Braucht es Ihrer Ansicht nach höhere Hürden für Volksinitiativen?

Sicher nicht. Sonst könnten nur wieder jene sie gebrauchen, die eh schon viel Macht haben und in den Institutionen gut vertreten sind. Das Wesen der DD ist die feine Teilung der Macht und die Möglichkeit auch wenig Privilegierter, ihrem Anliegen und dem, was sie als Unrecht empfinden, Gehör verschaffen zu können. So kommt der Reichtum der Gesellschaft auf ihren Tisch und kein Problem kann übersehen werden. Wenn Sie das Glas einer Feuermeldeanlage zu dick machen, dann brennt das Gebäude nieder, bevor sie den Hammer gefunden haben und Alarm schlagen konnten.

Eine höhere Unterschriftenzahl?

Auch dies sicher nicht. Der Verlust der Urne als effizientester Ort des Un­terschriftensammelns angesichts des 90%igen Gebrauchs der Brief­wahl macht die Erleichterungen durch das Internet und den Computer mehr als wett. Es ist nicht einfacher geworden, für anspruchsvol­le Volksinitiativen Unterschriften zu sammeln. Sonst gäbe es noch weit mehr, denn dringende aber anspruchsvolle Reformen sind mehr als hängig.

Eine Verkürzung der Sammelfrist?

Nein, auch dies würde nur etablierten, grossen Organisationen dienen. Damit würden Sie jene bestrafen, die oft die originellsten und interes­san­testen VI lancieren: Jene, die sich mit einer VI und dank ihrer neuen Idee erst finden müssen und Zeit brauchen. Diese grosszügigen Fristen sind eines der grossen Gütezeichen der schweizerischen Direkten Demokratie, derer sich viele SchweizerInnen aber nicht bewusst sind.

Anderweitige Einschränkungen des Initiativrechts, die mögliche Auswüchse korrigieren?

Es muss viel mehr in die politische Bildung, in die Fairness der öf­fent­lichen Auseinandersetzung, in die Qualitätsmedien, in die Trans­pa­renz der Geldquellen und in andere Elemente der Infrastruktur der Direkten Demokratie investiert werden. So könnten wir Probleme lösen, statt neue anzuhäufen und alte zu verlagern.

Ein Verfassungsgericht, wie Sie es seit langem fordern, war ja bisher nicht mehrheitsfähig …

Das wird dennoch bald kommen, denn bald geht es um Eigentums- und Prozessverfahren, die seit einiger Zeit Bundessache sind und nicht mehr den Kantonen unterstehen, in denen das Bundesgericht eine verfassungsgerichtliche Kompetenz hatte.

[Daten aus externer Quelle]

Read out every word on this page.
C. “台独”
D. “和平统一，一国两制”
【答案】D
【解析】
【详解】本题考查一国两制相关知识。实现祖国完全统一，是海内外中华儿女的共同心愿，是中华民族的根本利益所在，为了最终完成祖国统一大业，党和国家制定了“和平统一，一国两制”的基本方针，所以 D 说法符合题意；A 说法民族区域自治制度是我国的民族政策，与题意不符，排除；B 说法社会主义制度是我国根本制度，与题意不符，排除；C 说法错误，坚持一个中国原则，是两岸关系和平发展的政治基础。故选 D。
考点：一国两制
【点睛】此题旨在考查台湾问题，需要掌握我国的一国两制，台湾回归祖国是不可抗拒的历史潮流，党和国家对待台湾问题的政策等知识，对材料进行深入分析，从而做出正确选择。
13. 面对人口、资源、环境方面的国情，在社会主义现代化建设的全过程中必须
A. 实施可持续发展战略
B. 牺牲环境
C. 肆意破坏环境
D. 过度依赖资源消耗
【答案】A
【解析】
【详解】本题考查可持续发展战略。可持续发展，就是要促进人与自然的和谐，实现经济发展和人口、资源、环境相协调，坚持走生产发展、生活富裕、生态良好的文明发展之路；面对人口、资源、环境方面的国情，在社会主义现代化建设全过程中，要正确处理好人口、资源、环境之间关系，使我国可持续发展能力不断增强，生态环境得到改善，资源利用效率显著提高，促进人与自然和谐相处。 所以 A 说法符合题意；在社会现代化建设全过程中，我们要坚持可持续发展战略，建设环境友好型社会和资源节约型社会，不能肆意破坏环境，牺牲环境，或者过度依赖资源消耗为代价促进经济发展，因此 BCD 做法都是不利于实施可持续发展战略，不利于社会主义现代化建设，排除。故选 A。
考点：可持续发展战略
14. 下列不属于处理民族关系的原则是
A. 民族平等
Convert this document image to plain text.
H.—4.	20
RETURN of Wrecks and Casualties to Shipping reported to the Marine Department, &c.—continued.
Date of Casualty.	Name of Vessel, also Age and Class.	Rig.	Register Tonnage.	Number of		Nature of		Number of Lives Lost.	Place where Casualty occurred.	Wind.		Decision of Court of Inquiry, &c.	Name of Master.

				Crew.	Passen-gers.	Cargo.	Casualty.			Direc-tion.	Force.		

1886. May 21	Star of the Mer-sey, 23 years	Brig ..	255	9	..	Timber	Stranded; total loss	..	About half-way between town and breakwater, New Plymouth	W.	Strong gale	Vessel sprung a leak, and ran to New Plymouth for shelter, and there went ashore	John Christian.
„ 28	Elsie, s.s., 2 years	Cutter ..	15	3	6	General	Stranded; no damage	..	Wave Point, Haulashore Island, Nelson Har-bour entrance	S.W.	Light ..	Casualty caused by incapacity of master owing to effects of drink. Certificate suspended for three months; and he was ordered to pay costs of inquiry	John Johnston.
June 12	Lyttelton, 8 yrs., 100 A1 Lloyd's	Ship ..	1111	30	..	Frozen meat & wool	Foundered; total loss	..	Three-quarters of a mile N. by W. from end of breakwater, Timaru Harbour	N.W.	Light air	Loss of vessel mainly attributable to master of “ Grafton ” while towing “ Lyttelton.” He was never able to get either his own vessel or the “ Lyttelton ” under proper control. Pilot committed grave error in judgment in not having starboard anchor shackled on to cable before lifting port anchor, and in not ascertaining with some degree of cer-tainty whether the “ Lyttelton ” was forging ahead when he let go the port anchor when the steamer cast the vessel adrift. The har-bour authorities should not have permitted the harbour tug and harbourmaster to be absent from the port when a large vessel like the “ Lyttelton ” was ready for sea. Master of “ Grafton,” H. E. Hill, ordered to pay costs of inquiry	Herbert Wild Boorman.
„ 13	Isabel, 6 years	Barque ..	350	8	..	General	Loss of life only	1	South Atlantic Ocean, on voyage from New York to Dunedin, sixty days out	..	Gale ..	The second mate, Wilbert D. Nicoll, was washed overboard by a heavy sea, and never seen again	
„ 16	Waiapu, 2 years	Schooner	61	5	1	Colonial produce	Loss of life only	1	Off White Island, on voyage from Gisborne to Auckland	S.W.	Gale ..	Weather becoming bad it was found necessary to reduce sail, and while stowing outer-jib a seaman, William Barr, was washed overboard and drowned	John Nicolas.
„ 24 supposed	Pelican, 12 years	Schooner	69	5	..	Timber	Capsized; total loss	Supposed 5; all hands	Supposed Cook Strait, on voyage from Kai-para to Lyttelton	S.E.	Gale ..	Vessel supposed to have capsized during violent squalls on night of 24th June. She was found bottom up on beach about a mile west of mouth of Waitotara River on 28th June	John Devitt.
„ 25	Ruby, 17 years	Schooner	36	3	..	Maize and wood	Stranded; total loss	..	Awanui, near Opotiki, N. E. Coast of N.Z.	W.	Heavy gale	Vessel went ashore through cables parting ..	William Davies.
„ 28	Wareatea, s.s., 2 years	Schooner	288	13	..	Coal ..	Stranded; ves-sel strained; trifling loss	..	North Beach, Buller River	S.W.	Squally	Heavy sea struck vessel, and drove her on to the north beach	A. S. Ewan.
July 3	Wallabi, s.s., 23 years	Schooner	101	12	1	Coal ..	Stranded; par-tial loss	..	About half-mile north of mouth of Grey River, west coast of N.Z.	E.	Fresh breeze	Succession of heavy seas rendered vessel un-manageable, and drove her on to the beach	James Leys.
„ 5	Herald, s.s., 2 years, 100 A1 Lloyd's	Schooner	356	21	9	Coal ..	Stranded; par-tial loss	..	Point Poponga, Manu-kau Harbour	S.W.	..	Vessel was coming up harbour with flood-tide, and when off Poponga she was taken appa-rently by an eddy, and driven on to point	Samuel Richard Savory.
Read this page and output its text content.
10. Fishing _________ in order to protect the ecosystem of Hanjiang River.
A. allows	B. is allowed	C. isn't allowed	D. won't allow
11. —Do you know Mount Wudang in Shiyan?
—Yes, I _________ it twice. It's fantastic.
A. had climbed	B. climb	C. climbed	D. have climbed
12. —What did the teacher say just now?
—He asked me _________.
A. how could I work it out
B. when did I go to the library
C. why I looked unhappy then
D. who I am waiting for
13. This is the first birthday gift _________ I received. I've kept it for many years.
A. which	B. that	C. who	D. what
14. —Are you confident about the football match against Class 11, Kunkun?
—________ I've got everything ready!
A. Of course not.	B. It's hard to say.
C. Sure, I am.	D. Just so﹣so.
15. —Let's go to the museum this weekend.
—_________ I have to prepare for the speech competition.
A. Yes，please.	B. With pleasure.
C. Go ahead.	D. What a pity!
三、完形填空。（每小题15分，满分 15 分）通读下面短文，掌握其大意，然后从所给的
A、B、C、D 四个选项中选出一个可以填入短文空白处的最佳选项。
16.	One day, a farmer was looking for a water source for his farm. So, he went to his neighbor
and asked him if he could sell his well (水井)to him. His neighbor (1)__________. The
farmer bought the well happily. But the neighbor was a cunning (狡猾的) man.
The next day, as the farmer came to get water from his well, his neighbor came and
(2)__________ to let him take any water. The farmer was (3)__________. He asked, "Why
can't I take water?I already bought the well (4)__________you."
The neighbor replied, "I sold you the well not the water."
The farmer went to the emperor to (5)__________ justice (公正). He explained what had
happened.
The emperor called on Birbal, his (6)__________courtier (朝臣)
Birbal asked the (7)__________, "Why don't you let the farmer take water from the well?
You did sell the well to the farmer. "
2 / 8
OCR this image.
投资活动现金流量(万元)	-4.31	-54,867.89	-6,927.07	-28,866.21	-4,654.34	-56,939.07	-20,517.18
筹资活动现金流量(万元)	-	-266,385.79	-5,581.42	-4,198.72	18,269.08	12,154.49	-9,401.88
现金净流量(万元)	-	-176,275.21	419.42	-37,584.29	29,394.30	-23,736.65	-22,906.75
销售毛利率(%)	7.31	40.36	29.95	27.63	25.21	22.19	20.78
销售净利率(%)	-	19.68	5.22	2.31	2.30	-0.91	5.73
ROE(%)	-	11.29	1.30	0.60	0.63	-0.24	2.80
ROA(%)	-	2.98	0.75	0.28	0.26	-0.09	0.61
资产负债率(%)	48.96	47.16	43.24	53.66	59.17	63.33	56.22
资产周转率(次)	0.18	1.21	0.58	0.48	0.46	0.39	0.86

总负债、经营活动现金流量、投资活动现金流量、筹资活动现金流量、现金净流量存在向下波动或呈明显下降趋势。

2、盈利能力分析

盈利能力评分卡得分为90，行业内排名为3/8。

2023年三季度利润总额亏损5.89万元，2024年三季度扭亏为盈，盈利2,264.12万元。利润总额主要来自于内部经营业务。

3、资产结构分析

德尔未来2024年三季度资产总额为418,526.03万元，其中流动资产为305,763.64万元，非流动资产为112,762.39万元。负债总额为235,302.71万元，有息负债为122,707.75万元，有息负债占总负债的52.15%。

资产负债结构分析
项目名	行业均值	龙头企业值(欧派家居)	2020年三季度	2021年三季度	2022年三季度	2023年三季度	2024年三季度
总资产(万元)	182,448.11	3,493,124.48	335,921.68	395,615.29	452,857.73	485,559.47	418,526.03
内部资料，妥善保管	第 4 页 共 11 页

Es geht um die Erweiterung unserer Verfassungsgerichtsbarkeit auf den Bund, nicht um dessen Einführung!

Und: Was macht eigentlich die Landhausversammlung? Jemand sagte mir, man habe im Herbst schon die Auflösung traktandiert.

Einer hat aus Verzweiflung tatsächlich diesen Antrag gestellt, wir haben sofort lange und ausführlich darüber diskutiert, den Antrag verworfen und aus der Verzweiflung neue, positive Energie entwickelt, welche die Landhausversammlung 2014 spürbar kräftiger und bemerkbarer machen wird!